James Bond n’existe pas – Mémoires d’un officier traitant
James Bond n’existe pas – Mémoires d’un officier traitant
« Toutes les communautés qui veulent survivre possèdent leur propre service [de renseignement]. » Voilà de quoi nous parle ici le colonel François Waroux, officier traitant à « la Piscine » (1) de la fin des années 1970 au milieu des années 1990. À travers ces mémoires qui se veulent à la fois un récit autobiographique et une analyse sur le rôle du renseignement au service d’une nation, l’auteur nous montre au premier chef « la réalité d’un officier traitant durant la période où [il fut] en activité, sans en rajouter ni dans l’héroïsme ni dans l’avilissement ».
Depuis ses premières années comme officier dans l’Armée de terre jusqu’à son dernier poste à la « Centrale », François Waroux décrit au fil des pages avec justesse et humilité son rôle d’« espion » au cours de ses affectations de terrain où il fut, tour à tour, en charge de la recherche de renseignement sur les questions nucléaires aux États-Unis, chef de poste à Addis-Abeba sous l’ère Mengistu, puis chef de poste au Pakistan au crépuscule de la guerre froide.
D’un côté, on y découvre la vie somme toute assez ordinaire d’un officier traitant, marié et père de famille, aux antipodes des images d’Épinal de l’espion : « les espions sont le plus souvent des petits bonshommes qui ressemblent à tout le monde et à n’importe qui » nous dit François Waroux. De l’autre, l’auteur nous fait découvrir la solitude, les angoisses, les doutes et les moments d’exaltation d’un officier traitant dont la principale tâche est de « compromettre des individus, de les écouter à leur insu, de les prendre en filature, de les manipuler, de flatter leur ego, de les payer pour trahir. Tout cela au nom des plus dignes valeurs patriotiques ».
Ce faisant, le colonel Waroux révèle toute la complexité de la figure de l’officier traitant destiné à « évoluer dans un univers où les vertus deviennent relatives avec des convictions qui lui sont propres ». Le dernier chapitre de l’ouvrage est à ce titre une invitation à la réflexion sur le sens de l’engagement au sein d’un service de renseignement et sur la raison d’État.
Au total, quel écho aujourd’hui pour ces mémoires d’une époque qui pourrait de prime abord paraître déjà lointaine ? Quelle place pour le témoignage de François Waroux dans la lignée déjà nombreuse des souvenirs des anciens de « la Piscine » ? Au moins deux.

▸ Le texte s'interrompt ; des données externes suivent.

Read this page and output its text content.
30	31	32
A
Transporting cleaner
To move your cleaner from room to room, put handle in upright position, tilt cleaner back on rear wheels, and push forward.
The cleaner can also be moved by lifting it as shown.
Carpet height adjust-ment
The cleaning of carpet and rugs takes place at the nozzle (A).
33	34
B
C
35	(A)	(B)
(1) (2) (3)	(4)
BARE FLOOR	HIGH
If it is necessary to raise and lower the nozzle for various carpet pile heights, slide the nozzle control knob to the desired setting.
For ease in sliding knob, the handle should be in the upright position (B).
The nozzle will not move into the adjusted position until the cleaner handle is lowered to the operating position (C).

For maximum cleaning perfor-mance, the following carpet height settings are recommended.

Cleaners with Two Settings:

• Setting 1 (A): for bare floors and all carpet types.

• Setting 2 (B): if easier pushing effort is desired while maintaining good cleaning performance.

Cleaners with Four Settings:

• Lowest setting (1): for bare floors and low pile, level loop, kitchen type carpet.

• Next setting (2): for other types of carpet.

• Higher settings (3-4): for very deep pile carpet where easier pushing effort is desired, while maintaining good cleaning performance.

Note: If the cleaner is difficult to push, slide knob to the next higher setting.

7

Tout d’abord, dans un contexte de débat national sur le périmètre d’action des services de renseignement et plus généralement sur l’équilibre délicat entre liberté et sécurité, cet ouvrage offre une réflexion pertinente sur le besoin fondamental de renseignement pour tout groupe humain qui souhaite se préserver et réussir.
Ensuite, alors que nous avons de plus en plus « besoin d’espions », François Waroux apporte un témoignage lucide et sans fard qui sera profitable à tous ceux qui se posent la question de faire le pas pour intégrer ce monde d’ombres et de lumières où se mêlent « officiers traitants », « honorables correspondants » et autres « agents ». ♦
(1) Surnom du Service de documentation extérieure et de contre-espionnage, le SDECE, créé en 1946, ancêtre de l’actuelle Direction générale de la sécurité extérieure, la DGSE mise en place en 1982.